I dati, resi noti dal ministero all’Agricoltura Usa dopo anni di silenzio da parte dell’Amministrazione Bush, rivelano il vero costo della recessione. Non si parla di percentuali di disoccupati, né di punti persi dal Dow Jones, ma di fame, a vari livelli, per quasi il 15% della popolazione degli Stati Uniti d’America, il Paese più ricco della Terra.

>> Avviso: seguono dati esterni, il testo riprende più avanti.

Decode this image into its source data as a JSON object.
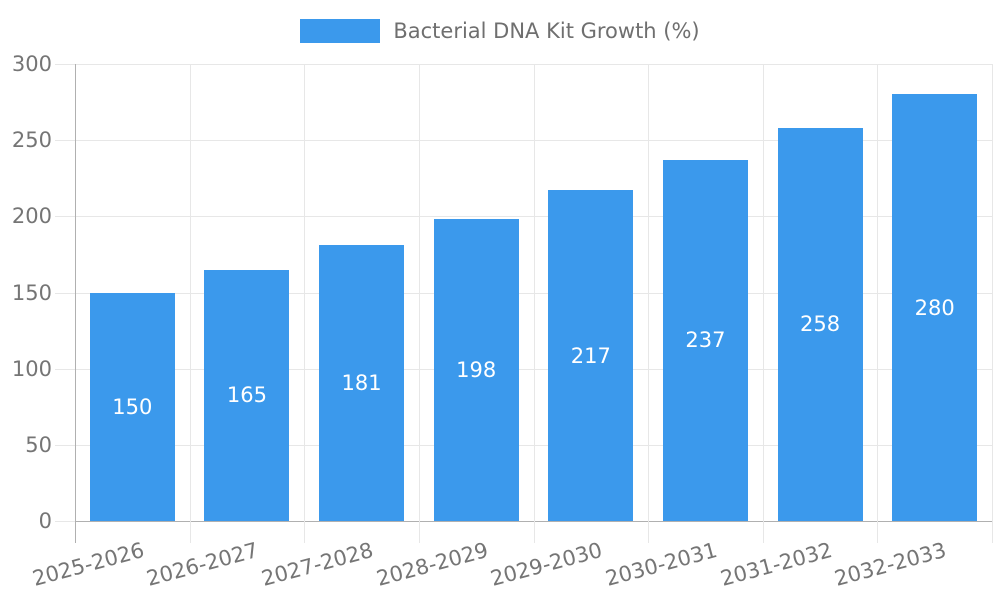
{
  "chart_data": {
    "type": "bar",
    "title": "Bacterial DNA Kit Growth (%)",
    "categories": [
      "2025-2026",
      "2026-2027",
      "2027-2028",
      "2028-2029",
      "2029-2030",
      "2030-2031",
      "2031-2032",
      "2032-2033"
    ],
    "values": [
      150,
      165,
      181,
      198,
      217,
      237,
      258,
      280
    ],
    "xlabel": "",
    "ylabel": "",
    "ylim": [
      0,
      300
    ],
    "yticks": [
      0,
      50,
      100,
      150,
      200,
      250,
      300
    ],
    "grid": true,
    "legend_position": "top-center",
    "x_label_rotation_deg": -15,
    "colors": {
      "bar": "#3b99ec",
      "value_label": "#ffffff",
      "grid": "#e7e7e7",
      "axis_line": "#b0b0b0",
      "tick_label": "#757575",
      "legend_text": "#6f6f6f",
      "background": "#ffffff"
    }
  }
}
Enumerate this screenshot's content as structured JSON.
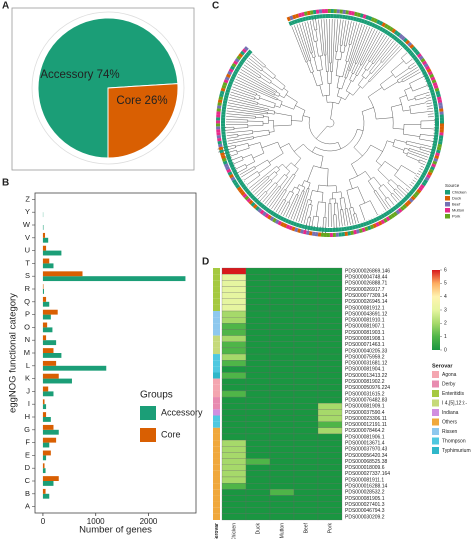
{
  "chart_data": [
    {
      "type": "pie",
      "label": "A",
      "categories": [
        "Accessory",
        "Core"
      ],
      "values": [
        74,
        26
      ],
      "value_labels": [
        "Accessory 74%",
        "Core 26%"
      ],
      "colors": [
        "#1b9e77",
        "#d95f02"
      ]
    },
    {
      "type": "bar",
      "label": "B",
      "orientation": "horizontal",
      "categories": [
        "Z",
        "Y",
        "W",
        "V",
        "U",
        "T",
        "S",
        "R",
        "Q",
        "P",
        "O",
        "N",
        "M",
        "L",
        "K",
        "J",
        "I",
        "H",
        "G",
        "F",
        "E",
        "D",
        "C",
        "B",
        "A"
      ],
      "series": [
        {
          "name": "Accessory",
          "color": "#1b9e77",
          "values": [
            0,
            5,
            10,
            100,
            350,
            200,
            2700,
            20,
            120,
            150,
            180,
            250,
            350,
            1200,
            550,
            200,
            60,
            150,
            300,
            120,
            60,
            50,
            200,
            120,
            0
          ]
        },
        {
          "name": "Core",
          "color": "#d95f02",
          "values": [
            0,
            0,
            0,
            40,
            60,
            120,
            750,
            10,
            60,
            280,
            80,
            60,
            200,
            250,
            300,
            100,
            30,
            60,
            200,
            250,
            150,
            30,
            300,
            50,
            0
          ]
        }
      ],
      "xlim": [
        -150,
        2900
      ],
      "xticks": [
        0,
        1000,
        2000
      ],
      "x_label": "Number of genes",
      "y_label": "eggNOG functional category",
      "legend_title": "Groups"
    },
    {
      "type": "tree",
      "label": "C",
      "legend_title": "Source",
      "series": [
        {
          "name": "Chicken",
          "color": "#1b9e77"
        },
        {
          "name": "Duck",
          "color": "#d95f02"
        },
        {
          "name": "Beef",
          "color": "#7570b3"
        },
        {
          "name": "Mutton",
          "color": "#e7298a"
        },
        {
          "name": "Pork",
          "color": "#66a61e"
        }
      ]
    },
    {
      "type": "heatmap",
      "label": "D",
      "columns": [
        "Chicken",
        "Duck",
        "Mutton",
        "Beef",
        "Pork"
      ],
      "rows": [
        "PDS000026869.146",
        "PDS000004748.44",
        "PDS000026888.71",
        "PDS000026917.7",
        "PDS000077309.14",
        "PDS000026945.14",
        "PDS000081912.1",
        "PDS000043691.12",
        "PDS000081910.1",
        "PDS000081907.1",
        "PDS000081903.1",
        "PDS000081908.1",
        "PDS000071463.1",
        "PDS000040205.33",
        "PDS000075959.2",
        "PDS000031681.12",
        "PDS000081904.1",
        "PDS000013413.22",
        "PDS000081902.2",
        "PDS000050976.224",
        "PDS000031615.2",
        "PDS000076482.83",
        "PDS000081909.1",
        "PDS000037590.4",
        "PDS000023306.11",
        "PDS000012191.11",
        "PDS000078464.2",
        "PDS000081906.1",
        "PDS000013671.4",
        "PDS000037970.43",
        "PDS000056420.34",
        "PDS000068525.38",
        "PDS000018009.6",
        "PDS000027337.164",
        "PDS000081911.1",
        "PDS000016288.14",
        "PDS000028532.2",
        "PDS000081905.1",
        "PDS000027401.3",
        "PDS000046794.3",
        "PDS000030209.2"
      ],
      "values": [
        [
          6,
          0,
          0,
          0,
          0
        ],
        [
          3,
          0,
          0,
          0,
          0
        ],
        [
          3,
          0,
          0,
          0,
          0
        ],
        [
          3,
          0,
          0,
          0,
          0
        ],
        [
          3,
          0,
          0,
          0,
          0
        ],
        [
          3,
          0,
          0,
          0,
          0
        ],
        [
          3,
          0,
          0,
          0,
          0
        ],
        [
          2,
          0,
          0,
          0,
          0
        ],
        [
          2,
          0,
          0,
          0,
          0
        ],
        [
          1,
          0,
          0,
          0,
          0
        ],
        [
          1,
          0,
          0,
          0,
          0
        ],
        [
          2,
          0,
          0,
          0,
          0
        ],
        [
          1,
          0,
          0,
          0,
          0
        ],
        [
          1,
          0,
          0,
          0,
          0
        ],
        [
          2,
          0,
          0,
          0,
          0
        ],
        [
          1,
          0,
          0,
          0,
          0
        ],
        [
          0,
          0,
          0,
          0,
          0
        ],
        [
          1,
          0,
          0,
          0,
          0
        ],
        [
          0,
          0,
          0,
          0,
          0
        ],
        [
          0,
          0,
          0,
          0,
          0
        ],
        [
          1,
          0,
          0,
          0,
          0
        ],
        [
          0,
          0,
          0,
          0,
          0
        ],
        [
          0,
          0,
          0,
          0,
          2
        ],
        [
          0,
          0,
          0,
          0,
          2
        ],
        [
          0,
          0,
          0,
          0,
          2
        ],
        [
          0,
          0,
          0,
          0,
          1
        ],
        [
          0,
          0,
          0,
          0,
          2
        ],
        [
          0,
          0,
          0,
          0,
          0
        ],
        [
          2,
          0,
          0,
          0,
          0
        ],
        [
          2,
          0,
          0,
          0,
          0
        ],
        [
          2,
          0,
          0,
          0,
          0
        ],
        [
          2,
          1,
          0,
          0,
          0
        ],
        [
          2,
          0,
          0,
          0,
          0
        ],
        [
          2,
          0,
          0,
          0,
          0
        ],
        [
          2,
          0,
          0,
          0,
          0
        ],
        [
          1,
          0,
          0,
          0,
          0
        ],
        [
          0,
          0,
          1,
          0,
          0
        ],
        [
          0,
          0,
          0,
          0,
          0
        ],
        [
          0,
          0,
          0,
          0,
          0
        ],
        [
          0,
          0,
          0,
          0,
          0
        ],
        [
          0,
          0,
          0,
          0,
          0
        ]
      ],
      "zlim": [
        0,
        6
      ],
      "zticks": [
        0,
        1,
        2,
        3,
        4,
        5,
        6
      ],
      "scale_colors": [
        "#1a9641",
        "#4fb548",
        "#a6d96a",
        "#e6f5a0",
        "#fff3b0",
        "#fdae61",
        "#d7191c"
      ],
      "serovar_title": "Serovar",
      "serovar_label": "Serovar",
      "serovars": [
        {
          "name": "Agona",
          "color": "#f4a6b0"
        },
        {
          "name": "Derby",
          "color": "#e88bb0"
        },
        {
          "name": "Enteritidis",
          "color": "#a5c940"
        },
        {
          "name": "I 4,[5],12:i:-",
          "color": "#c6d97a"
        },
        {
          "name": "Indiana",
          "color": "#d18ee0"
        },
        {
          "name": "Others",
          "color": "#f0a83c"
        },
        {
          "name": "Rissen",
          "color": "#8ec8ee"
        },
        {
          "name": "Thompson",
          "color": "#4fc8e0"
        },
        {
          "name": "Typhimurium",
          "color": "#2fb7c9"
        }
      ],
      "row_serovar": [
        "Enteritidis",
        "Enteritidis",
        "Enteritidis",
        "Enteritidis",
        "Enteritidis",
        "Enteritidis",
        "Enteritidis",
        "Rissen",
        "Rissen",
        "Rissen",
        "Rissen",
        "I 4,[5],12:i:-",
        "I 4,[5],12:i:-",
        "I 4,[5],12:i:-",
        "Thompson",
        "Thompson",
        "Thompson",
        "Typhimurium",
        "Agona",
        "Agona",
        "Agona",
        "Derby",
        "Derby",
        "Indiana",
        "Thompson",
        "Thompson",
        "Others",
        "Others",
        "Others",
        "Others",
        "Others",
        "Others",
        "Others",
        "Others",
        "Others",
        "Others",
        "Others",
        "Others",
        "Others",
        "Others",
        "Others"
      ]
    }
  ]
}
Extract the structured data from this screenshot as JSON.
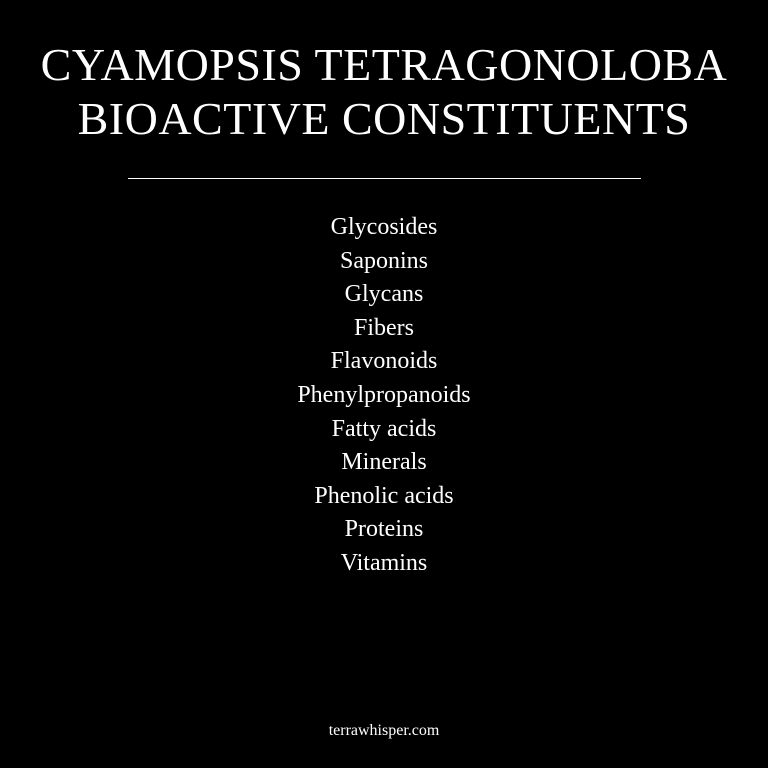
{
  "title": {
    "line1": "CYAMOPSIS TETRAGONOLOBA",
    "line2": "BIOACTIVE CONSTITUENTS"
  },
  "constituents": [
    "Glycosides",
    "Saponins",
    "Glycans",
    "Fibers",
    "Flavonoids",
    "Phenylpropanoids",
    "Fatty acids",
    "Minerals",
    "Phenolic acids",
    "Proteins",
    "Vitamins"
  ],
  "footer": {
    "site": "terrawhisper.com"
  },
  "colors": {
    "background": "#000000",
    "text": "#ffffff"
  }
}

A dimostrare che i numeri sono figli della crisi economica, il governo Usa ha spiegato che è il peggiore dato dal 1995. E ad aumentare è stato soprattutto il numero dei bambini che vivono senza «sicurezza alimentare», come viene definita ufficialmente. Nel 2008 sono stati ben 17 milioni. L’anno prima erano 12 milioni. Ma questi bambini possono ancora considerarsi fortunati. A differenza dei loro coetanei in molte altre parti del mondo, Africa in testa, nati da ragazze madri (uno dei fattori principali dell’insicurezza alimentare), in famiglie in cui scarseggia l’istruzione, o in quartieri senza opportunità di lavoro, loro sono venuti al mondo negli Stati Uniti. Dove la filantropia ha da sempre un ruolo chiave nella vita dei cittadini, che per questo sono più disposti a donare denaro a un’associazione caritatevole che a pagare la stessa cifra in tasse.
È grazie a questa realtà che le strade d’America non assomigliano a un villaggio africano in preda a una carestia. Due terzi dei 49 milioni di persone che nel 2008 non sono riuscite a fare la spesa con regolarità, si sono infatti potute sfamare in centri di supporto per i meno abbienti: mense della carità, chiese, scuole, centri per la distribuzione di cibo in scatola. Strutture per lo più private – ma spesso sovvenzionate da fondi o incentivi pubblici – che anche in tempi difficili forniscono una rete di supporto per chi è in caduta libera. Ma poiché, a differenza delle tasse, le donazioni caritatevoli sono volontarie, la rete ha dei buchi che si allargano proprio nei momenti più duri, quando il numero delle persone che vi cercano rifugio aumenta. I maggiori gruppi benefici americani quest’anno hanno visto le loro entrare ridursi del 9%. E un sondaggio ha rivelato che solo il 38% dei cittadini Usa intende fare la tradizionale donazione di fine anno. Di solito è più del 50 per cento. È per questo che nei numeri diffusi dall’Amministrazione Usa occorre andare a cercare, più dei 49 milioni che hanno temuto o sfiorato la fame, le centinaia di migliaia di famiglie che l’hanno effettivamente provata, e non solo una volta. Quelle che non hanno trovato posto nemmeno alla tavole dei poveri. Non sono poche.
Solo le famiglie con bambini (le più vulnerabili) in un anno sono salite a 506mila, dalle 323mila del 2007. E i bambini in evidente stato di denutrizione sono passati dai 700mila a più di un milione. Quest’anno la situazione può solo peggiorare.
Una realtà spaventosa per l’America, che richiede un intervento immediato e non lasciato solo alla generosità dei cittadini.
Obama in campagna elettorale ha promesso di eliminare dagli Usa la piaga della fame tra i più piccoli (che colpisce soprattutto la minoranza nera e latina) entro il 2015. Come faceva notare ieri il New York Times in un editoriale, per arrivarci occorre che sia lo Stato a entrare in gioco, con un piano di programmi nutrizionali destinati ai bambini, soprattutto attraverso le scuole.